What Does Colombian Coffee Taste Like?
Colombian Coffee is very diverse in flavours; we can call it a crowd-pleaser because everyone gets what they like and want. A good quality Colombian Coffee has flavours like chocolate, caramel, and nuts. It has more acidity than normal Brazilian coffees.
This acidity does not give soreness but a vibrant and refreshing taste a good quality coffee should have. Colombian Coffees also have a more toned profile flavour. Hence, the balance in sweetness, acidity, and body makes them perfect for espresso and blends.
What is the Difference Between Colombian Coffee And French Roast Coffee?
Because the dark, rich taste of Colombian coffee is often similar to that of French roast coffee, French roast is often confused with Colombian coffee. The confusion probably comes from the fact that there are Colombian French Roast Coffees available on the market, which has caused some people to wrongly assumed that the two are the same. Even some coffee sellers intentionally present the French roast as Colombian coffee for people who do not know the actual difference.
The main difference between Colombian and French Roast coffee is that Colombian coffee is not a roast. It is a type of bean specifically grown in a region (Colombia). A French roast, as the name suggests, is a coffee that has been roasted to the darkest point you can ever think of. It is not called a French roast because it comes from France. So, if you see a coffee that says ‘French roast’ be 90% on the fact that it does not come from France.
What is the Difference Between Colombian Coffee And Classic Roast?
Colombian coffee has a more nutty flavour profile while French roast is known for its strong chocolatey taste. If
French roast is a great choice for brewing with a French press or an espresso machine. Colombian coffee is a good choice for those who want to make lighter roasts or drip coffee. It’s also good for cold brewing which gives it a smooth, sweeter flavour.
French roast typically has a higher carbon footprint than Colombian coffee because it takes longer to produce and requires more energy to roast. Meanwhile, the process of roasting Colombian coffee usually only lasts about 10 minutes which means less energy is used and fewer emissions are generated.
FAQs about Roast Coffee
What is French Roast Coffee?
French roast coffee refers to a particular type of dark roast coffee that has a high roast level, resulting in coffee beans that have a roasted flavour. Contrary to other light roast popular types of roasted coffee, French roast coffee does not have an acidic flavour. Its beans are on the darker end of the scale and are usually the colour of dark chocolate.
Many different kinds of beans can be roasted to the French roast level, and they do not need to originate from France. French roast coffee can be made from Central American, African, or Indonesian beans. Essentially, beans grown anywhere in the world can be used to make French roast.
What Does French Roast Coffee Taste Like?

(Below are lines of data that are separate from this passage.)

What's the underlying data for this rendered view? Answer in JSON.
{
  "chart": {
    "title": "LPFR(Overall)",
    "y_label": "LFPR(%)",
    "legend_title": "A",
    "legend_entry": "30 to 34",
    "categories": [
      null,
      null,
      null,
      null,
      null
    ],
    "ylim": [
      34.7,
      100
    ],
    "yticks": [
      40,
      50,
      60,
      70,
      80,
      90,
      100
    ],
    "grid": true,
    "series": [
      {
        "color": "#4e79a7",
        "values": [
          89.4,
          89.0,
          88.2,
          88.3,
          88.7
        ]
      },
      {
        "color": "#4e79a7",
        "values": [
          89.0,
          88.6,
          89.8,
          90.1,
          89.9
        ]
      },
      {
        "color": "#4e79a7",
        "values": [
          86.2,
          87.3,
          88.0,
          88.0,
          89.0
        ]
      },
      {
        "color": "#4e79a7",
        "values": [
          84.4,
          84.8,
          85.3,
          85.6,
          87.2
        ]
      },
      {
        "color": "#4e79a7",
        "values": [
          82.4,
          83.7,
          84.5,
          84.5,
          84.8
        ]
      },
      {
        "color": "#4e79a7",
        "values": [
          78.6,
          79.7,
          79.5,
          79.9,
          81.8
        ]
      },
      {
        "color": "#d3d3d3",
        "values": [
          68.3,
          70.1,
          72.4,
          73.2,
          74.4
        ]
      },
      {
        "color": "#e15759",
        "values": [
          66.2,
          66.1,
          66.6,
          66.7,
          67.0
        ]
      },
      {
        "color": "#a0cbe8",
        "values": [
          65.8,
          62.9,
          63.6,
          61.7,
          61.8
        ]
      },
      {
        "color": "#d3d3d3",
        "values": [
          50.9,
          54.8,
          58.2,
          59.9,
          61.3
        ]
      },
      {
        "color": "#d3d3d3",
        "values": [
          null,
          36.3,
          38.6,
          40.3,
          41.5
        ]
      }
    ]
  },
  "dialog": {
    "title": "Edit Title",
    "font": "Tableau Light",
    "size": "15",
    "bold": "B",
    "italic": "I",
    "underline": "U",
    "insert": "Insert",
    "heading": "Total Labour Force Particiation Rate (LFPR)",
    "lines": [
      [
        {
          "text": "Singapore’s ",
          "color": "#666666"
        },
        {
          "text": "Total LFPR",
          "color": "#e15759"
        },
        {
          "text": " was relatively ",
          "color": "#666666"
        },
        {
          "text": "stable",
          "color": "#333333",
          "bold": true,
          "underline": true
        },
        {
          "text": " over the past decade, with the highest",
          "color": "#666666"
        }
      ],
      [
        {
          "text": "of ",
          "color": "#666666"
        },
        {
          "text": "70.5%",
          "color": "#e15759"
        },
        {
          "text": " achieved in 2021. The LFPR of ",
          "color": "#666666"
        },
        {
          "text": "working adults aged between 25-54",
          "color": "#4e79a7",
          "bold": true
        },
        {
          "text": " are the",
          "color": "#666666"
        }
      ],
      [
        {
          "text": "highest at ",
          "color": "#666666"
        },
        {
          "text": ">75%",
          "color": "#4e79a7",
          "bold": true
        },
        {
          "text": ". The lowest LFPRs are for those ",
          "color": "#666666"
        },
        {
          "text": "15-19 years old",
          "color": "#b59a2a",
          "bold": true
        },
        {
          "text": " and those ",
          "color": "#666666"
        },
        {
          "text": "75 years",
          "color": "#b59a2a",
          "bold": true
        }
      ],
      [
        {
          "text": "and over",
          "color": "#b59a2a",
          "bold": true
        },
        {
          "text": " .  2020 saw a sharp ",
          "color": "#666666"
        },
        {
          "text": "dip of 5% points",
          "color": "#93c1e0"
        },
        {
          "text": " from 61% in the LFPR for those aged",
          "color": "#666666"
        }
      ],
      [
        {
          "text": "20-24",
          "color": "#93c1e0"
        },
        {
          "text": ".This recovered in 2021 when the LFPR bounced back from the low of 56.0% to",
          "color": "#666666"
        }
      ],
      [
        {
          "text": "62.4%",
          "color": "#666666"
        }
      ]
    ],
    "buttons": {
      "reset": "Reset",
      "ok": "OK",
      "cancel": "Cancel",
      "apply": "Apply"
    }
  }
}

Although there is a lot of variety between French roast coffees, there are some similarities in the taste as well. The temperature is high enough with a typical French roast that it brings the oils to the surface of the bean, giving a roasted, smoky flavour to the coffee itself.
French roasts can also feature lighter elements, like berry or citrus aromas, despite the dark roasting process.
What is House Blend Coffee?
House blend coffees refer to a blend of coffee that is a “go-to” in a coffee shop. These blends are consistent and high-value products you can count on. The brew of a house blend coffee is different from that of a breakfast blend or espresso roast. It falls in the middle of light and dark roast with an intermediate flavour.
Coffee is an art itself. It is left to you to explore that art and find what entices you and works for you. High-quality Colombian beans make strong coffee that doesn’t fall short of expectations. So, enjoy your daily dose of caffeine with a high-quality Colombian roast coffee which will be worth every drop.